4) Global anthropic supply chains, which transfer huge flows of energy and matter on the planet, must be redesigned to increase resilience in case of shock and to reduce their ecological impact. This process will be complex and take time to take into account the complexity of social and economic structures. The world cannot change in a short time, but it will change. And it is certain that complexity can only be addressed with multidisciplinary approaches.

5) We must create more transparent, authoritative and independent international governance mechanisms in the health and environmental field, which encourage the transfer of knowledge and experience between nations and provide decision-making support to governments. These bodies would aim to facilitate the integration of decisions by each country that impact a globalized human system, rather than initiatives that refer only to local contexts.

6) The modification of the economic, social and political paradigms, required to give a concrete and effective response to global anthropogenic problems, also needs a cultural change in society. This means that investments in school systems must increase, as well as in research systems.

7) Merit and competence are values that must be placed at the centre of a new social compact among citizens. Most people demand reliable and authoritative answers from those who know the problems from a scientific point of view, even if with uncertainty and gaps. Addressing global warming and its local and planetary effects requires expertise, study, professional updating, honest cooperation, fair confrontation, openness to dialogue, and political decisions that are scientifically grounded and carefully weighed through the expert advice of scientists and technicians.

Question C:
Which is the role of geoscientists in the society and their relationships with policy?

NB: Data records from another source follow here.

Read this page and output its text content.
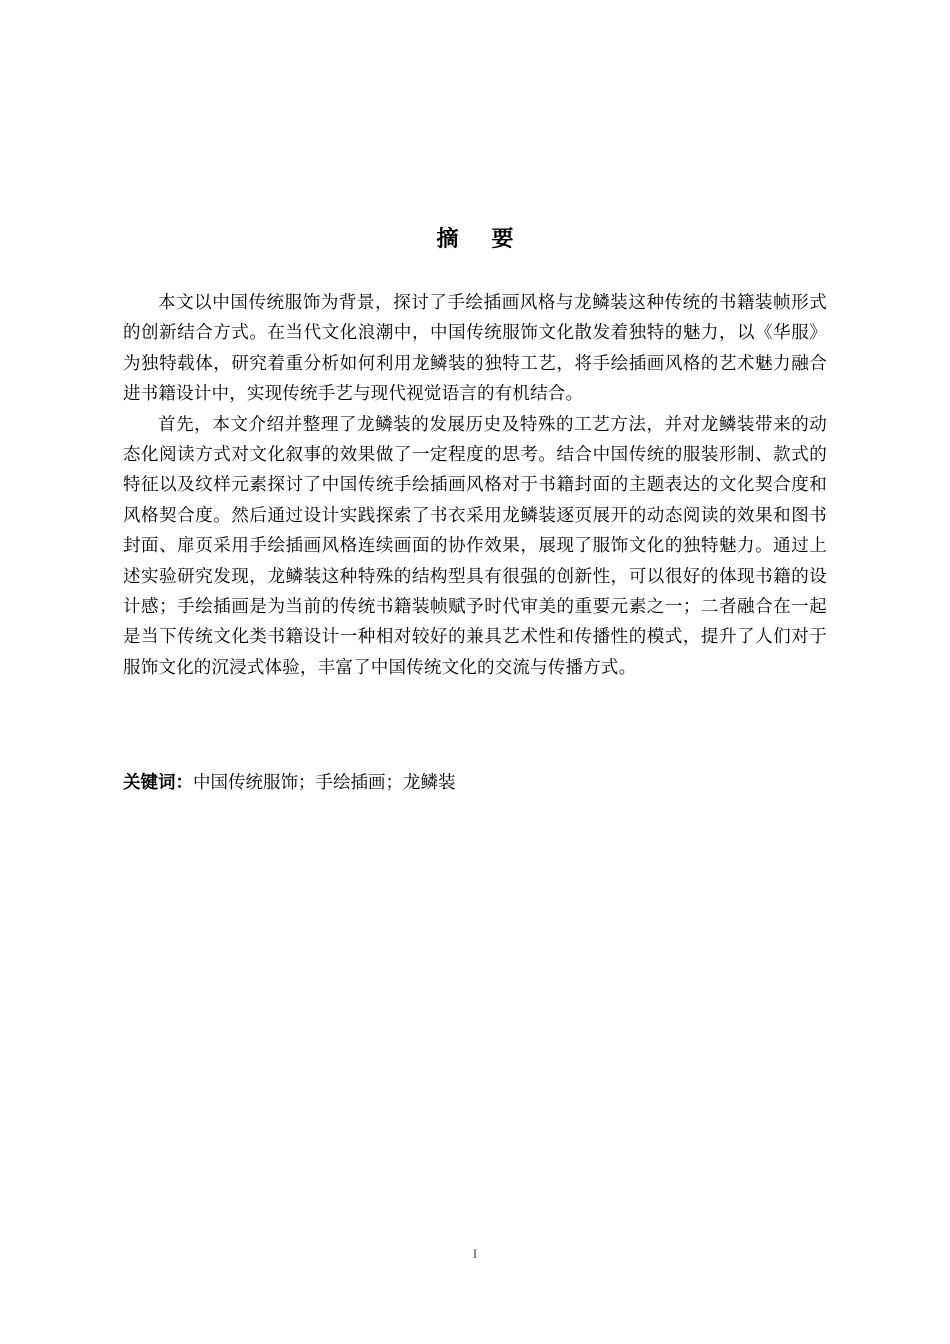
摘要

本文以中国传统服饰为背景，探讨了手绘插画风格与龙鳞装这种传统的书籍装帧形式的创新结合方式。在当代文化浪潮中，中国传统服饰文化散发着独特的魅力，以《华服》为独特载体，研究着重分析如何利用龙鳞装的独特工艺，将手绘插画风格的艺术魅力融合进书籍设计中，实现传统手艺与现代视觉语言的有机结合。

首先，本文介绍并整理了龙鳞装的发展历史及特殊的工艺方法，并对龙鳞装带来的动态化阅读方式对文化叙事的效果做了一定程度的思考。结合中国传统的服装形制、款式的特征以及纹样元素探讨了中国传统手绘插画风格对于书籍封面的主题表达的文化契合度和风格契合度。然后通过设计实践探索了书衣采用龙鳞装逐页展开的动态阅读的效果和图书封面、扉页采用手绘插画风格连续画面的协作效果，展现了服饰文化的独特魅力。通过上述实验研究发现，龙鳞装这种特殊的结构型具有很强的创新性，可以很好的体现书籍的设计感；手绘插画是为当前的传统书籍装帧赋予时代审美的重要元素之一；二者融合在一起是当下传统文化类书籍设计一种相对较好的兼具艺术性和传播性的模式，提升了人们对于服饰文化的沉浸式体验，丰富了中国传统文化的交流与传播方式。

关键词：中国传统服饰；手绘插画；龙鳞装
I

Geoscientists are social and political actors. The profound meaning of their activity lies in improving the knowledge we have of the planet for the benefit of humanity. That knowledge shapes the idea we have about the world and its social and ecological relationships. They just have to be careful not to give in to the enticement of considering themselves custodians of certainties. The role of geoscientists in social architecture must be clear: to produce knowledge, communicate what they know about the planet and what are the limits of that knowledge, and develop scenarios that help decision-makers. Geoscientists can provide possible options, but decision-makers have to make the decisions, also taking into account other factors (for example, social and economic factors). Each social and political actor has their role and responsibilities, of which must be fully aware.